4.5 Shared Lines, Line Hunting and Busy Lamp Field (BLF)
Trader workflows rely on fast access to the market and their counterparties. Shared lines allow (with the correct permissions) traders to use and access telephony lines as a team. In practice, a sales line might be shared with the whole team, allowing any team member to answer the line. Line hunting works by moving calls automatically between team members; when clients ring the trading team, the system will route the call to a group of members so they can answer the call.
Finally, the Busy Lamp Field allows team members to see the team's real-time availability. Turret users will also be able to see multiple extension statuses. Seeing this enables the team to decide whether to transfer new callers, put them on hold, select the best available team member.
Regulatory Landscape and Compliance
5.1 Regulatory Frameworks
The regulatory frameworks governing trader voice communication are crucial for maintaining transparency, integrity, and fair practices within financial markets. These frameworks vary across jurisdictions and are designed to address specific concerns related to trader communication.
The three most widely followed are Market Abuse Regulation (MAR) and MiFID II (Markets in Financial Instruments Directive II) for the European Union and Dodd-Frank Wall Street Reform and Consumer Protection Act in the USA.
The key responsibilities for firms are:
- The recording and retention of trader voice communications.
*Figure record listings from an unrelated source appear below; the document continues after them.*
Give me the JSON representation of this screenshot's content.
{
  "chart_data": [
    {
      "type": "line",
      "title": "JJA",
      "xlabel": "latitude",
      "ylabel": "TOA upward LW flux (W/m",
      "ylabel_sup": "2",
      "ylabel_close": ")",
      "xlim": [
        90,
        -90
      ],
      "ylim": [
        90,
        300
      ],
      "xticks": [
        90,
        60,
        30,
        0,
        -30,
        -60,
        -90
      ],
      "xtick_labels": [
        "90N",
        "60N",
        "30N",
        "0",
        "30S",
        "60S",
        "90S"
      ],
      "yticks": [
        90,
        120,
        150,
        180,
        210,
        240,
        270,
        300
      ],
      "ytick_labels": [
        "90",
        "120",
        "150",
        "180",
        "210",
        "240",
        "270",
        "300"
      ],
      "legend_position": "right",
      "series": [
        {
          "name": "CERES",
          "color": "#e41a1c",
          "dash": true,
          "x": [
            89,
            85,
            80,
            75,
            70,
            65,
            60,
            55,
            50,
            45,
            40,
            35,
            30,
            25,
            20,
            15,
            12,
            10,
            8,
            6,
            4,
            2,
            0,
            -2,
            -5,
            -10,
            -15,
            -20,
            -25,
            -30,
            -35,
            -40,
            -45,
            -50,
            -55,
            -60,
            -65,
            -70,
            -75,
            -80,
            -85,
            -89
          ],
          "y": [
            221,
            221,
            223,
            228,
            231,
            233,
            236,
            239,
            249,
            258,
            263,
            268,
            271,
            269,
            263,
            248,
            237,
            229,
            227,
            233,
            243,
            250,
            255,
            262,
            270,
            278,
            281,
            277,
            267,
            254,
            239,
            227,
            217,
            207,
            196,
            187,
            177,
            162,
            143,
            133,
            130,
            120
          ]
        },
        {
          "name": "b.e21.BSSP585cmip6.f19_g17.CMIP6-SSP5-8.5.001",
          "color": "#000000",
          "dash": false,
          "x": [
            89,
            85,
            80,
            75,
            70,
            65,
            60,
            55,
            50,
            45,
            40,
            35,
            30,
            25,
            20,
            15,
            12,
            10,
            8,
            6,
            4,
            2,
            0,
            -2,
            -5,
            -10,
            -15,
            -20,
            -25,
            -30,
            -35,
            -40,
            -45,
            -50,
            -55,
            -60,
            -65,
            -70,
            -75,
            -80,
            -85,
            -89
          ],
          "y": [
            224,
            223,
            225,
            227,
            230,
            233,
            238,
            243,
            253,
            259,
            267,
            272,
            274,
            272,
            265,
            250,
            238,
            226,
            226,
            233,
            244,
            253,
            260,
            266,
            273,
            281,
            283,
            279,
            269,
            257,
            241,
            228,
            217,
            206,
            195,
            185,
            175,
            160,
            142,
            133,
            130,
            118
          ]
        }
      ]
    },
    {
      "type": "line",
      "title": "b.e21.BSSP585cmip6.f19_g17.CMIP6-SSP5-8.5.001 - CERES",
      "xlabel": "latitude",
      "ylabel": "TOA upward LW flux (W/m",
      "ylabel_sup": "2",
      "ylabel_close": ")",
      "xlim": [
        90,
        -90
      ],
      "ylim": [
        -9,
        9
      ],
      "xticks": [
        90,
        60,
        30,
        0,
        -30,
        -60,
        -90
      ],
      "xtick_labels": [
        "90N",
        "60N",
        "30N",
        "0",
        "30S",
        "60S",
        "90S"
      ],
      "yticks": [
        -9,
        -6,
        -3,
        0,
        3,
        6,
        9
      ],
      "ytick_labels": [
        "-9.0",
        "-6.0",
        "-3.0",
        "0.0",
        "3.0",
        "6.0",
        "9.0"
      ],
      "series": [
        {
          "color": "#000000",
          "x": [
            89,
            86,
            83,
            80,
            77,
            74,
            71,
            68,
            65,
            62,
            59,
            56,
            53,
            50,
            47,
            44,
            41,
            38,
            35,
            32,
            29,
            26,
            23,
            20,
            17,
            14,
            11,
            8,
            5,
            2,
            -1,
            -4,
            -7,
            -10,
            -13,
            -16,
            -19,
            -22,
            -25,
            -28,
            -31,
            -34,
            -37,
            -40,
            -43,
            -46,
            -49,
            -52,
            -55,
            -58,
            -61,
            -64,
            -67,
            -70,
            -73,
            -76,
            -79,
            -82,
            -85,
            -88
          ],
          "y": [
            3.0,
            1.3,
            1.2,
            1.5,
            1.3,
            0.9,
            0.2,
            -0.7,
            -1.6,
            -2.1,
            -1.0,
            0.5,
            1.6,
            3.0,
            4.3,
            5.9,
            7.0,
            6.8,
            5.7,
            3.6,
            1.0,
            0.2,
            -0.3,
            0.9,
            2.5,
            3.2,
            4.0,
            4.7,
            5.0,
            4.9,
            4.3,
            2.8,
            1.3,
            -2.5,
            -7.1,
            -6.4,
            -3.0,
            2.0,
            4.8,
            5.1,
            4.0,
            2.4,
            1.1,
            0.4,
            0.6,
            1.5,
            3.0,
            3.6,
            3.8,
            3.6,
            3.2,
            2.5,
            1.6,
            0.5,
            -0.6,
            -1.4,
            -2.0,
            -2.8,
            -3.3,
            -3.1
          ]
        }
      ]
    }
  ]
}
This includes phone conversations and other electronic communications related to trading activities.
- Trading firms are required to store recordings for a specified period, making them accessible for regulatory audits, trade reconstruction and investigations.
- Regulatory frameworks often require financial institutions to implement robust communications surveillance systems to monitor trader activities for potential market abuse, insider trading, or other illicit practices.
In addition to these specific financial frameworks in the EU firms face large fines if they breach data protection and privacy laws. For example, firms must obtain consent to record personal data under GDPR (General Data Protection Regulation).
Congratulations! You've completed Trader Voice 101, gaining a foundational understanding of the key concepts and technologies that drive communication in the world of finance. Armed with this knowledge, you're better equipped to navigate the complexities of trader voice and appreciate its crucial role in the global financial ecosystem.